Eyes stinging, I bowed my head and turned back to my locker, my pulse pounding and my face flaming. I’d failed. Shame ran through me—not just because I’d worn something that was apparently a fail, but because I hadn’t stood up to them. When I’d seen movies with girls like that, I always thought I’d be so tough if they acted like that to me. I’d never let them pick on me like that.
But when it had happened to me, I’d frozen. It felt worse than I’d ever imagined. Worse than someone telling me to get my crazy mom off their doorstep. Worse than someone yelling at us and telling us they’d call the cops, worse than the man who had thrown dirty dish water out the back of his restaurant onto us. Those people saw us as nameless, faceless, homeless people. They didn’t hate us for being us, but for crashing on their doorstep.
This was personal. They saw me, and they didn’t want me.
And it hurt.
I knew it shouldn’t. I should hold my head high like Scarlet O’Hara and not care what they thought. I didn’t know them or lik
e them, so they shouldn’t be able to hurt me. But they had.
I felt sick as I walked to my next class, my head down, hoping no one noticed that I was wearing jeans that weren’t even cool in the decade when they were made. Hoping no one noticed that I’d pulled on the same hoodie I’d worn the day before over a clean T-shirt.
Slipping into my seat, I breathed a sigh of relief. I’d been excited to go to school this morning. While everyone moaned about another school day, I couldn’t wait to experience all high school had to offer. I wasn’t going to let a few broken windows and more crazy talk ruin my dream. I’d heard all that for years, the Norse beings, the giants that killed my father. I didn’t blame the Keens for being upset about the adoption revelations, but none of that was new to me. High school was new. I just wanted to be a part of it.
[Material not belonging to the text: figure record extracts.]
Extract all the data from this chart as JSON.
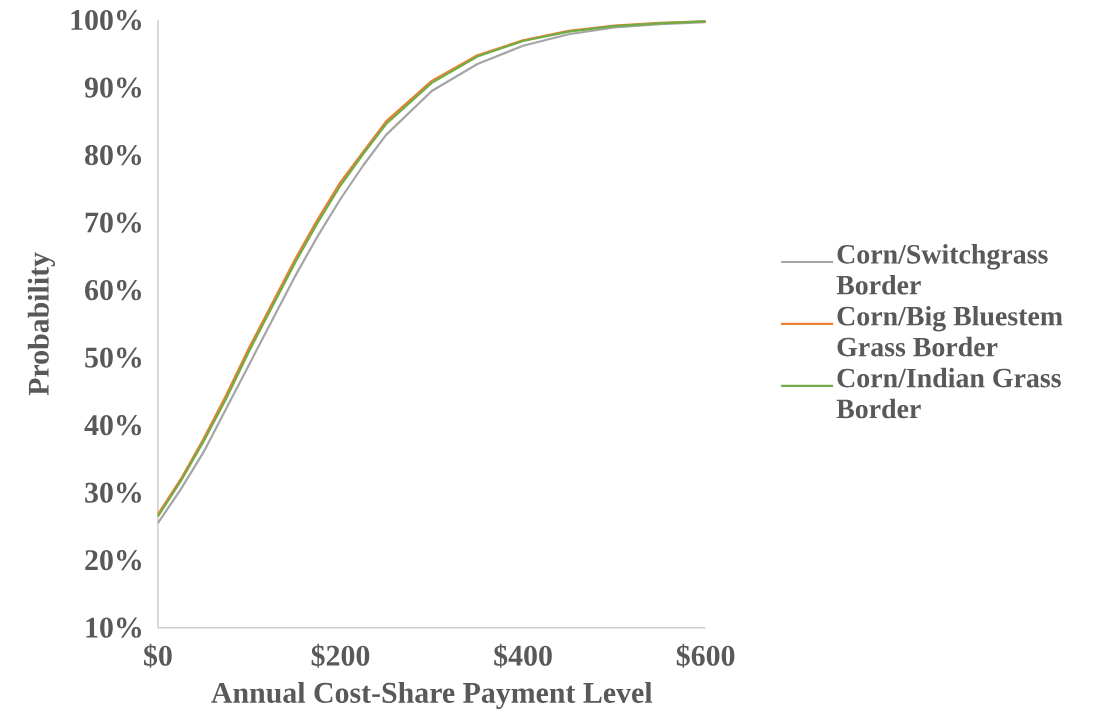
{
  "chart_data": {
    "type": "line",
    "xlabel": "Annual Cost-Share Payment Level",
    "ylabel": "Probability",
    "x": [
      0,
      25,
      50,
      75,
      100,
      125,
      150,
      175,
      200,
      225,
      250,
      300,
      350,
      400,
      450,
      500,
      550,
      600
    ],
    "series": [
      {
        "name": "Corn/Switchgrass Border",
        "color": "#a5a5a5",
        "values": [
          25.5,
          30.5,
          36,
          42.5,
          49,
          55.5,
          62,
          68,
          73.5,
          78.5,
          83,
          89.5,
          93.5,
          96.2,
          97.9,
          98.9,
          99.4,
          99.7
        ]
      },
      {
        "name": "Corn/Big Bluestem Grass Border",
        "color": "#ed7d31",
        "values": [
          26.8,
          32,
          38,
          44.5,
          51.5,
          58,
          64.5,
          70.5,
          76,
          80.5,
          85,
          91,
          94.8,
          97,
          98.4,
          99.2,
          99.6,
          99.8
        ]
      },
      {
        "name": "Corn/Indian Grass Border",
        "color": "#70ad47",
        "values": [
          26.5,
          31.7,
          37.6,
          44,
          51,
          57.5,
          64,
          70,
          75.5,
          80.2,
          84.6,
          90.7,
          94.6,
          96.9,
          98.3,
          99.1,
          99.5,
          99.8
        ]
      }
    ],
    "xlim": [
      0,
      600
    ],
    "ylim": [
      10,
      100
    ],
    "xticks": [
      {
        "value": 0,
        "label": "$0"
      },
      {
        "value": 200,
        "label": "$200"
      },
      {
        "value": 400,
        "label": "$400"
      },
      {
        "value": 600,
        "label": "$600"
      }
    ],
    "yticks": [
      {
        "value": 10,
        "label": "10%"
      },
      {
        "value": 20,
        "label": "20%"
      },
      {
        "value": 30,
        "label": "30%"
      },
      {
        "value": 40,
        "label": "40%"
      },
      {
        "value": 50,
        "label": "50%"
      },
      {
        "value": 60,
        "label": "60%"
      },
      {
        "value": 70,
        "label": "70%"
      },
      {
        "value": 80,
        "label": "80%"
      },
      {
        "value": 90,
        "label": "90%"
      },
      {
        "value": 100,
        "label": "100%"
      }
    ],
    "legend": "right"
  }
}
Obviously, I needed to be more specific in my wishes.
This morning when Zeke had pulled his BMW into the parking lot, I’d walked in with the Keens. I’d been right in the middle, with Zeke and Peyton on one side, Eliot and Finn on the other. As we walked toward the school, I imagined we were walking in slow motion, like in all those movies where the badass crew does a slo-mo walk into battle with a rockin’ soundtrack. People had turned to watch us walk by. I’d felt cool as hell.
This was the part where the needle scratched and the fantasy ended.
I slouched down in my seat, careful not to look at anyone. Why hadn’t I asked Peyton to take me shopping? She always looked cool. And why hadn’t one of the guys thought to take me? Yesterday, Xander had said I looked perfect, but obviously he’d been setting me up for this moment. If I knew anything about high school, it was that people would crush anything that didn’t fit the status quo, viciously and without mercy. And I didn’t fit yet. How could I? I’d lived most of my life in a second-hand vehicle.
Something landed on my desk, and I nearly jumped out of my seat. An elaborately folded square of paper lay there like a bomb about to go off. What now? Was someone else going to make fun of me?